Darrell Harrell has yellow blood running through his veins. It’s not something that keeps him bedridden, but it does keep him rooted to his employer. “It’s a combination of a sense of family here, along with constant IT challenges and opportunities, that keeps me,” says Harrell, an IT manager at Caterpillar Inc., which sports a bright yellow company logo. “That’s what we call ‘yellow blood.'”
Like many IT workers who stay at a company for long stretches even their entire careers Harrell says he’s excited about more than just his work. The Peoria, Ill.-based heavy equipment maker provides an atmosphere that fuels career growth and personal satisfaction.
That’s why Harrell has stayed in Caterpillar’s IT department for 15 years. It’s also why the US$20 billion company has a turnover rate of just 2 per cent, earning it a spot in Computerworld (US)‘s top 10 best places for retention.
Harrell got his first drops of yellow blood the week before he started his job. Caterpillar assigned him a mentor, who invited him over to his house for a social occasion, breaking the ice in a casual setting.
Harrell was then assigned to a small group of other newcomers in IT, who together learned the ins and outs of the company and honed their skills. And 15 years later, he still meets with them about once a quarter. “It’s family,” Harrell says.
Show Respect for Workers
Caterpillar and other leading IT employers are able to retain their workers because they offer more than good jobs, says Howard Adamsky, author of Hiring and Retaining Top IT Professionals (McGraw-Hill, 2001). “It’s not so much what you do as a company; it’s what you are as a company,” says Adamsky, founder and president of HR Innovators Inc. in Stow, Mass.

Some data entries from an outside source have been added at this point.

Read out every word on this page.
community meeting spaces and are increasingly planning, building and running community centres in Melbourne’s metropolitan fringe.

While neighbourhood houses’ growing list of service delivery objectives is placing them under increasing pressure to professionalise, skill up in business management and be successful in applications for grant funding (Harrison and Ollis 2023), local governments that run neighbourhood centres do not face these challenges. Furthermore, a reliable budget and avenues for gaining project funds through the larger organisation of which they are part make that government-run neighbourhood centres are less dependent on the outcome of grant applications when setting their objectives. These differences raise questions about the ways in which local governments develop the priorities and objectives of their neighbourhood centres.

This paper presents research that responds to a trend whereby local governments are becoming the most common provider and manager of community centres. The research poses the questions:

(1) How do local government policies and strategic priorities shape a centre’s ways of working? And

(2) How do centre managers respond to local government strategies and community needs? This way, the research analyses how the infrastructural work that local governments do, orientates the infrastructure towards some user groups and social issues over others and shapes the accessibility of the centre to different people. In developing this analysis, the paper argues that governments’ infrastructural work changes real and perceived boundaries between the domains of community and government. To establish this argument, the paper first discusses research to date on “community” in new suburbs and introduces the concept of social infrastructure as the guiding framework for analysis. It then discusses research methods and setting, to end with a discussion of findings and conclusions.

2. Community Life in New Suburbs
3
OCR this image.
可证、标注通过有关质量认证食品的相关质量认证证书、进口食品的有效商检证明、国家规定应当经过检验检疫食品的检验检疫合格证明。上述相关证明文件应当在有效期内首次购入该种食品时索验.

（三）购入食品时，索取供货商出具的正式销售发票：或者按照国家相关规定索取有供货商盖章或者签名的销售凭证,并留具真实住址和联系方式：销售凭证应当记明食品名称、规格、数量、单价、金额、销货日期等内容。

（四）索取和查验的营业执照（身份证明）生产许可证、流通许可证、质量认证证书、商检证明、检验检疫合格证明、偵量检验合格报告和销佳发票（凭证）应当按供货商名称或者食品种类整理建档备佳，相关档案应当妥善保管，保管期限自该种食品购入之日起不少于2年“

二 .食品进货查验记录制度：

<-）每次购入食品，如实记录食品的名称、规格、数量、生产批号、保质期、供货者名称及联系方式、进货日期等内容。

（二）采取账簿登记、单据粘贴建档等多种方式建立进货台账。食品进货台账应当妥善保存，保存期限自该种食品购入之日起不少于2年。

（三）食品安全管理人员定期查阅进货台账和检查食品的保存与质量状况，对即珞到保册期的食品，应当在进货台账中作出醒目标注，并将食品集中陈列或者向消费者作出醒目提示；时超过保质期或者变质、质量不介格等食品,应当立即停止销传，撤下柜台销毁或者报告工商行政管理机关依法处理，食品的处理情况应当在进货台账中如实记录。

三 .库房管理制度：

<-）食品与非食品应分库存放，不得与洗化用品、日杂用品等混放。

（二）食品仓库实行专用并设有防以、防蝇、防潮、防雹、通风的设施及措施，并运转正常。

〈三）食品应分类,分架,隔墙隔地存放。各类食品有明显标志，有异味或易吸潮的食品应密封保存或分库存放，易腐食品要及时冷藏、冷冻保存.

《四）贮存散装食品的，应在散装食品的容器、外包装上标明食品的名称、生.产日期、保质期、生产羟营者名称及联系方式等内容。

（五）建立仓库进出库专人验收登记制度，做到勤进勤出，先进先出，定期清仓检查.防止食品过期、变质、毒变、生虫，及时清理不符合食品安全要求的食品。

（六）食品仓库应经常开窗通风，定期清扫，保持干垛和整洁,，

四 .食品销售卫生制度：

For Ruta Ozers, an IT consultant at International Truck and Engine Corp., the Warrenville, Ill.-based manufacturer exemplifies what’s best in a company through “its respect for people.”
“When someone has a family member who’s sick or they need to stay home for an important reason, management doesn’t make you feel guilty,” Ozers says. “And others pitch in to help get your work done. There’s a real value here around family.”
Creating a great place to work means listening to your staff and understanding what it’s like to be in their shoes at different stages in their career, says Ergin Uskup, CIO at United Stationers Inc. in Des Plaines, Ill. He says he tells his managers to “imagine yourself as a 28-year-old programmer or a 30-year-old network analyst. Know what’s important to them. Know what they value.”
Uskup surveys his staff twice a year to learn precisely what they want, determine what’s right for the company and its employees, and then get it done. That’s helped keep his department’s churn to a mere 4 per cent.
Like Uskup, Jeff Spar, CIO at The Reader’s Digest Association Inc., which has a 5 per cent IT staff turnover, polls his global staff twice a year. Among other things, he learns that IT professionals want to be excited about technology, in addition to wanting a nice place to work.
“They can get bored,” Spar says, which is why there’s a lot of excitement these days at the Pleasantville, N.Y.-based publisher as it moves from its mainframe systems to distributed Oracle-based applications.
Variety on the job is a sentiment almost everyone echoes. “I like the flexibility of being able to work on multiple platforms,” says Bill Robertson, senior business systems analyst at Harrah’s Entertainment Inc. in Las Vegas. He says the project-oriented work at Harrah’s “keeps everything fresh.”
In just the past year and a half, Robertson has applied his financial development skills in diverse technical environments such as Unix client/server, Java-based Web systems and a massive Teradata Corp. database application.
“I’m not put in one little corner,” he says.
Harrell brags that in the 15 years he’s been at Caterpillar, he’s averaged only two years on any particular job. “There’s loads of opportunities to work in different areas with lots of possibilities for your career,” he says.
Spar cautions that it’s important to not throw people into new situations where they can fail and hurt the company. That’s why at Reader’s Digest, he makes sure that people are moved to new roles through job-sharing when they’re ready to take on new challenges.
“This is particularly useful for younger people who are trying to break through to the next career level,” Spar says. They get to work with someone who’s already mastered the tasks, so they’re more likely to learn faster, he says.
“IT people want to work on the edge with high-profile projects. But ultimately, they will want to move on,” Adamsky says. “That doesn’t mean they have to leave the company. So the only thing you can do is keep them working on one more project for one more client.”
Convenient and Casual
The Reader’s Digest Association provides employees who work at its headquarters with services normally found in shopping malls. Workers can drop off clothes for dry cleaning, go shopping or get haircuts without leaving the company campus.
“It’s a comfortable place to work and to manage your personal life,” says CIO Jeff Spar. “It’s important to keep perspective.”
In addition to these conveniences, Spar says he focuses on “exciting people in their job.” Part of this entails making the work itself engaging, but it also means establishing a rapport up and down the IT organization. So Spar has eliminated as much structure as possible and keeps his door open, literally, so everyone feels comfortable enough to walk in and chat.
“We don’t have a bunch of programmers programming and a bunch of managers managing,” he says. “We encourage flexibility and new ideas.”